Thursday, May 08, 2008 Speak out: The bigger scandal By J.H. Tequillo Tequillo, Suson and Manuales Law Offices
MUCH has been said against the medical professionals in the canister case at the Vicente Sotto Memorial Medical Center (VSMMC), but where is the truth?
As of the moment, the public does not know that aside from the video footage uploaded in YouTube is an official version taken by VSMMC for the doctors’ post-operation conference on the unusual case.
But this footage has been hidden from the public.
VSMMC officials are afraid of the truth that the angry mob may have been wrong in rushing to condemn the doctors based merely on the YouTube version of the incident.
Everybody presumed that the YouTube footage gave a truthful account and that it was not tampered with or spliced to make the doctors look vicious.
Yet until today nobody has come out to identify, authenticate and own the YouTube footage or to testify under oath that it was not spliced or tampered with.
The YouTube version made it appear that the surgical procedure happened in barely three minutes. But VSMMC medical records indicate that the procedure took at least 13 minutes.
The YouTube version implies that only about three doctors participated in the operation whether as observers or part of the surgical team.
But VSMMC footage shows the presence of at least 12 doctors, almost half of the entire VSMMC residents and a good number from the anesthesia department.
Intrusion
The YouTube version does not show the face of the culprit, meaning the outsider who took the footage on his mobile phone, made the nastiest side comments and passed on the footage, which was later spliced and uploaded on the website, to other people.
VSMMC or the Department of Health did not even hold this outsider accountable for anything apparently because it has no jurisdiction over him.
The bigger truth is that VSMMC did not have any policy against the entry of outsiders in their operating rooms.
Then there is the cowardice of its leaders. None of them had the courage to admit responsibility on the canister issue; rather, they were quick to condemn their employees.
None of them had the courage to openly protect its doctors from the effects of the YouTube footage.
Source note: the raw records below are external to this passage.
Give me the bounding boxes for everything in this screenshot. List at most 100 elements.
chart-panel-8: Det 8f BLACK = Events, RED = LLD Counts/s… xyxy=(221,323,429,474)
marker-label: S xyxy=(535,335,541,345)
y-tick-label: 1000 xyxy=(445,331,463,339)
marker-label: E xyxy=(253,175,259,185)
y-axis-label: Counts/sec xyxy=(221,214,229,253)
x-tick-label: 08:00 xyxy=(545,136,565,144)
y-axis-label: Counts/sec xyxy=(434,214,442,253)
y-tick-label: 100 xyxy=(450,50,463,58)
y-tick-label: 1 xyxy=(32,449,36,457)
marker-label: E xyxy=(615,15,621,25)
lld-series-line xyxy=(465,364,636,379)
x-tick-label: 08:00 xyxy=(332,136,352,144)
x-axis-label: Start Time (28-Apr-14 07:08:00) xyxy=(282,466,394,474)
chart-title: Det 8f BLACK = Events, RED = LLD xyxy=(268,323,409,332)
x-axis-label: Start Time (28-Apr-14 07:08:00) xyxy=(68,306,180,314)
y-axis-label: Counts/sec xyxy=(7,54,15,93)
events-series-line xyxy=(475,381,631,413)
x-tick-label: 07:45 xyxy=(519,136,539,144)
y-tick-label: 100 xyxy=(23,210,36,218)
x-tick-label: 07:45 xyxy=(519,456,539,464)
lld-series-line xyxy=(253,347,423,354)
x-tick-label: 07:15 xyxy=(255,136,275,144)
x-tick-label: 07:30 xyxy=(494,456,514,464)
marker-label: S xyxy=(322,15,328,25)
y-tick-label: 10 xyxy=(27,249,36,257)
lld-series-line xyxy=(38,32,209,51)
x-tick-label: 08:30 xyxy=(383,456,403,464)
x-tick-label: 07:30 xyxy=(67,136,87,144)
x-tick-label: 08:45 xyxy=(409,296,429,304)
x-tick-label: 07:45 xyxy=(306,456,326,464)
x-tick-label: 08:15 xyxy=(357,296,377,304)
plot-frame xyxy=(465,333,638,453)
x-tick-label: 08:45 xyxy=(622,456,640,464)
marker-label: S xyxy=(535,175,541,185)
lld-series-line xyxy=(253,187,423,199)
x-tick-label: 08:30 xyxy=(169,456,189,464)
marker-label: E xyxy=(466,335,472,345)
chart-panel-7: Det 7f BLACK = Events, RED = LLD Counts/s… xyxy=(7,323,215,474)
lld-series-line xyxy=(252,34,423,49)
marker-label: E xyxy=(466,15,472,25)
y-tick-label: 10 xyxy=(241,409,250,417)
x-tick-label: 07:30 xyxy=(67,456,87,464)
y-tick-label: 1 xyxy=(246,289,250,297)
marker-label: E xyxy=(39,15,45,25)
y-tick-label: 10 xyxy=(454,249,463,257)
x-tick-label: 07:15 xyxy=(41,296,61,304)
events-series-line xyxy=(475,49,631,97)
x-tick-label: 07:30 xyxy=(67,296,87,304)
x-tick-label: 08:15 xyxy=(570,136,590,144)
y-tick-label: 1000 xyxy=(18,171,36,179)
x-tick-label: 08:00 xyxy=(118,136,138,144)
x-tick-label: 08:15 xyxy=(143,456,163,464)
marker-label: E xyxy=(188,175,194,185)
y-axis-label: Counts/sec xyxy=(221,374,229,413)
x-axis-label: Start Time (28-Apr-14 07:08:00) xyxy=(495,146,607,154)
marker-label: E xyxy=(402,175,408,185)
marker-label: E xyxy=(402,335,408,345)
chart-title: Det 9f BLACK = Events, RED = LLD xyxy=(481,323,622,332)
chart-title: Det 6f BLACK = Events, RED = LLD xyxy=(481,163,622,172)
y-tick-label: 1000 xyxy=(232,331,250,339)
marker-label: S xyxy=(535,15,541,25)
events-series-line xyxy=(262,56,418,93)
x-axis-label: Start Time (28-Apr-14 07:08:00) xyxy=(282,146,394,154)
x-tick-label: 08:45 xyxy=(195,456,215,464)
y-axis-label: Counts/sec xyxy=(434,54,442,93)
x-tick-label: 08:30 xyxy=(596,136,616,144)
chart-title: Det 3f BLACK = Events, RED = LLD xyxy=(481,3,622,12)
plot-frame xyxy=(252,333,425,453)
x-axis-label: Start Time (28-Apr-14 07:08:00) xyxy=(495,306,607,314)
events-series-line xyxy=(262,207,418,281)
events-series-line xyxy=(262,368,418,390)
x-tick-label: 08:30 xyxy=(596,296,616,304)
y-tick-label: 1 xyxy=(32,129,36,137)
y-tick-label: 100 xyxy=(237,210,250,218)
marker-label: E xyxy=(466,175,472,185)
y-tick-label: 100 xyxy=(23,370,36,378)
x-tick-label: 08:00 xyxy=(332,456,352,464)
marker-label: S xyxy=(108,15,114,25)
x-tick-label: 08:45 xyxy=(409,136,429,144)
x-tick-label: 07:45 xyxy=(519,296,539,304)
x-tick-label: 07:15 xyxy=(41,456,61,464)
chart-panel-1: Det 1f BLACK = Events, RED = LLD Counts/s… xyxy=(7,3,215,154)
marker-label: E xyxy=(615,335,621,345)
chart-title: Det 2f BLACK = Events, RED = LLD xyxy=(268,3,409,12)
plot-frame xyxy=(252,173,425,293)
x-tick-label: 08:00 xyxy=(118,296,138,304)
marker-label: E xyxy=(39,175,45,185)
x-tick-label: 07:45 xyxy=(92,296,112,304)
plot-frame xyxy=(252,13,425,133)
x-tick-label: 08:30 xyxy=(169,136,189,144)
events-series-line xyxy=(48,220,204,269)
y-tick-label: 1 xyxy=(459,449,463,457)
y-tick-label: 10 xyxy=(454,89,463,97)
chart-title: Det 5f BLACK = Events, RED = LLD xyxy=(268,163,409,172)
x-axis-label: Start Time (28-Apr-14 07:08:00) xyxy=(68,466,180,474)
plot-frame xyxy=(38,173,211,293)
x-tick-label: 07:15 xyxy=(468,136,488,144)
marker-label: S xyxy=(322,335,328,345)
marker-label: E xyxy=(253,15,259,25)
This single
inadmissible evidence on the incident should not be used as basis to destroy another person’s life.
None of the VSMMC officials had the courage to paint a complete picture of the incident: that their doctors are not monsters and that, on the contrary, they save lived on a daily basis and that a 15-minute surgical procedure could not define their love for their patients.
None of the VSMMC officials had the courage to tell the public what was in their hearts: that the surgical team did an impressive job, that they saved Jan-Jan’s life, and that the doctors had the right to be present in the operation being residents in training.
None of the VSMMC officials had the courage to tell the public that while Jan-Jan may have been a victim of sexual abuse, he was not a victim of defamation or libel.
Nobody would have known that his anus was displayed on YouTube had he not come out in public.
Doctors’ work
VSMMC only has 15 surgical resident doctors serving some 3,850,000 people, or at least 250,000 persons per surgeon. Day in and day out their work never ends.
Take away seven surgeons or 12 doctors who took part in the surgical procedure and VSMMC operation would be crippled. In the meantime, who will take care of the poor patients?
It is alright to condemn doctors who misbehave but the public must condemn on the basis of truth.
The VSMMC leadership, on the other hand, must show some love and compassion for its doctors. They must give the public the complete picture:
That their doctors are human beings and have been anonymously saving lives and thus need compassion, mercy and prayers.